VDIK-Präsident Volker Lange: „Dies ist eine vorteilhafte Lösung; denn die Bundesregierung erhält wesentlichen Handlungsspielraum, um schnell die Änderung und Ausgestaltung der Kfz-Steuer zu entscheiden und damit direkt über Anreize für die rasche Erneuerung des Fahrzeugbestandes zu bestimmen. Dies wäre auch im Sinne der VDIK-Initiative "Pro saubere Luft", mit der die Luftqualität nachhaltig durch den Austausch alter gegen neue Fahrzeuge verbessert werden soll.“

Der VDIK geht davon aus, dass die Umstellung der Kraftfahrzeugsteuer aufkommensneutral erfolgen und insgesamt nicht zu einer Verteuerung der Mobilität führen wird.
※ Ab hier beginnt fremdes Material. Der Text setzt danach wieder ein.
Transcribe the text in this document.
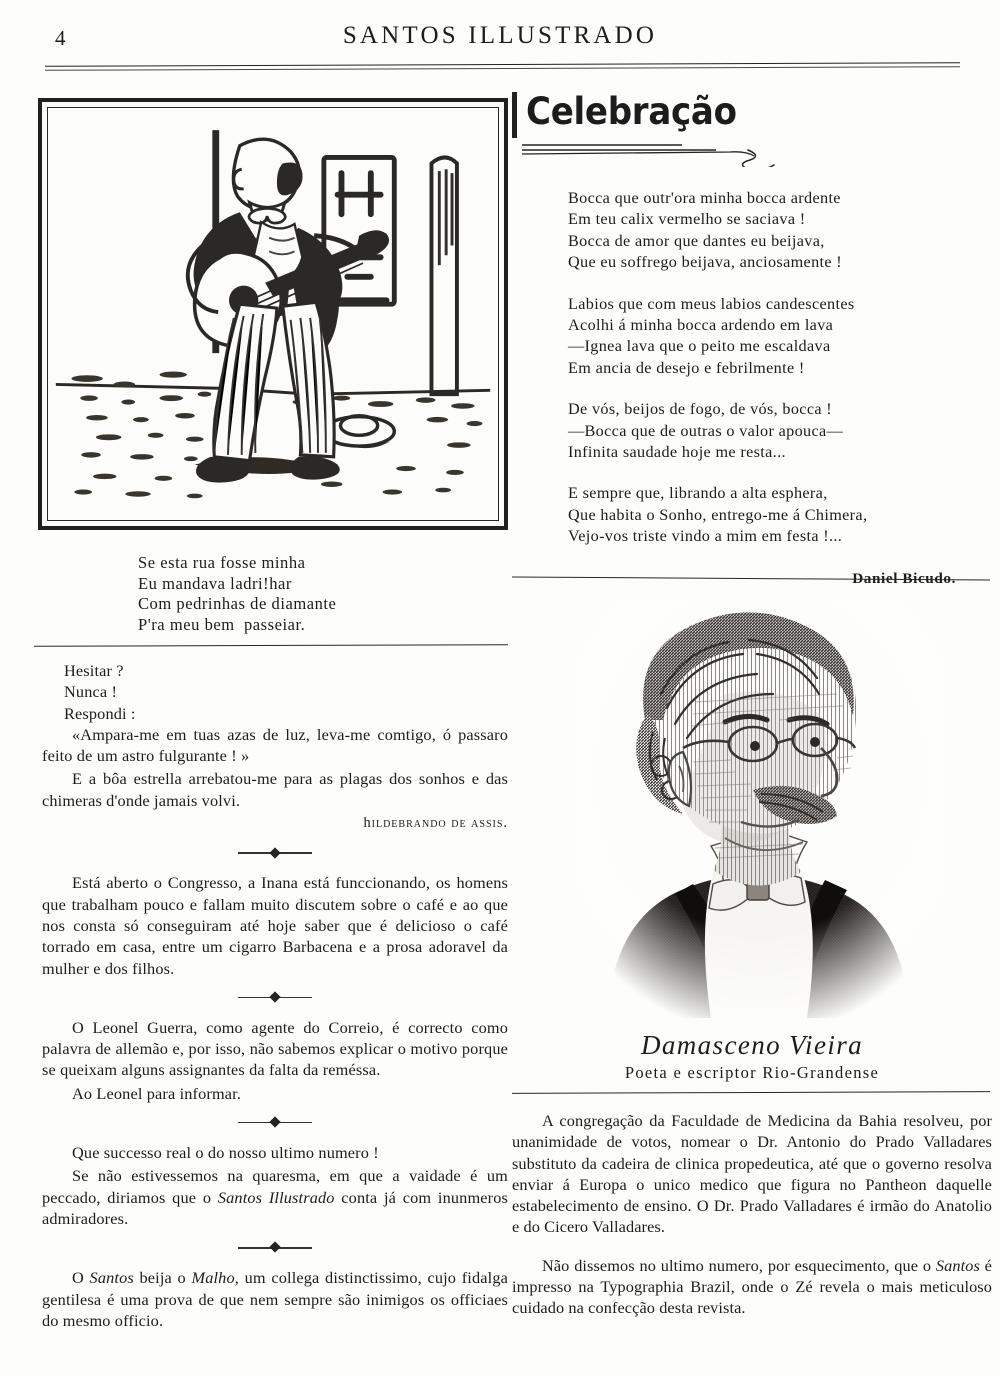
4	SANTOS ILLUSTRADO
Se esta rua fosse minha
Eu mandava ladri!har
Com pedrinhas de diamante
P'ra meu bem  passeiar.
Hesitar ?
Nunca !
Respondi :

«Ampara-me em tuas azas de luz, leva-me comtigo, ó passaro feito de um astro fulgurante ! »

E a bôa estrella arrebatou-me para as plagas dos sonhos e das chimeras d'onde jamais volvi.

hildebrando de assis.

Está aberto o Congresso, a Inana está funccionando, os homens que trabalham pouco e fallam muito discutem sobre o café e ao que nos consta só conseguiram até hoje saber que é delicioso o café torrado em casa, entre um cigarro Barbacena e a prosa adoravel da mulher e dos filhos.

O Leonel Guerra, como agente do Correio, é correcto como palavra de allemão e, por isso, não sabemos explicar o motivo porque se queixam alguns assignantes da falta da reméssa.

Ao Leonel para informar.

Que successo real o do nosso ultimo numero !

Se não estivessemos na quaresma, em que a vaidade é um peccado, diriamos que o Santos Illustrado conta já com inunmeros admiradores.

O Santos beija o Malho, um collega distinctissimo, cujo fidalga gentilesa é uma prova de que nem sempre são inimigos os officiaes do mesmo officio.

Celebração
Bocca que outr'ora minha bocca ardente
Em teu calix vermelho se saciava !
Bocca de amor que dantes eu beijava,
Que eu soffrego beijava, anciosamente !
Labios que com meus labios candescentes
Acolhi á minha bocca ardendo em lava
—Ignea lava que o peito me escaldava
Em ancia de desejo e febrilmente !
De vós, beijos de fogo, de vós, bocca !
—Bocca que de outras o valor apouca—
Infinita saudade hoje me resta...
E sempre que, librando a alta esphera,
Que habita o Sonho, entrego-me á Chimera,
Vejo-vos triste vindo a mim em festa !...
Daniel Bicudo.
Damasceno Vieira
Poeta e escriptor Rio-Grandense

A congregação da Faculdade de Medicina da Bahia resolveu, por unanimidade de votos, nomear o Dr. Antonio do Prado Valladares substituto da cadeira de clinica propedeutica, até que o governo resolva enviar á Europa o unico medico que figura no Pantheon daquelle estabelecimento de ensino. O Dr. Prado Valladares é irmão do Anatolio e do Cicero Valladares.

Não dissemos no ultimo numero, por esquecimento, que o Santos é impresso na Typographia Brazil, onde o Zé revela o mais meticuloso cuidado na confecção desta revista.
Es bleibt zu hoffen, dass der Bund die nach einem Steuertausch gewonnene Handlungsfreiheit nutzen und der Versuchung widerstehen würde, daraus Steuermehreinnahmen zu generieren und damit dem ohnehin schon schwer belasteten Autofahrer zusätzlich in die Tasche zu greifen.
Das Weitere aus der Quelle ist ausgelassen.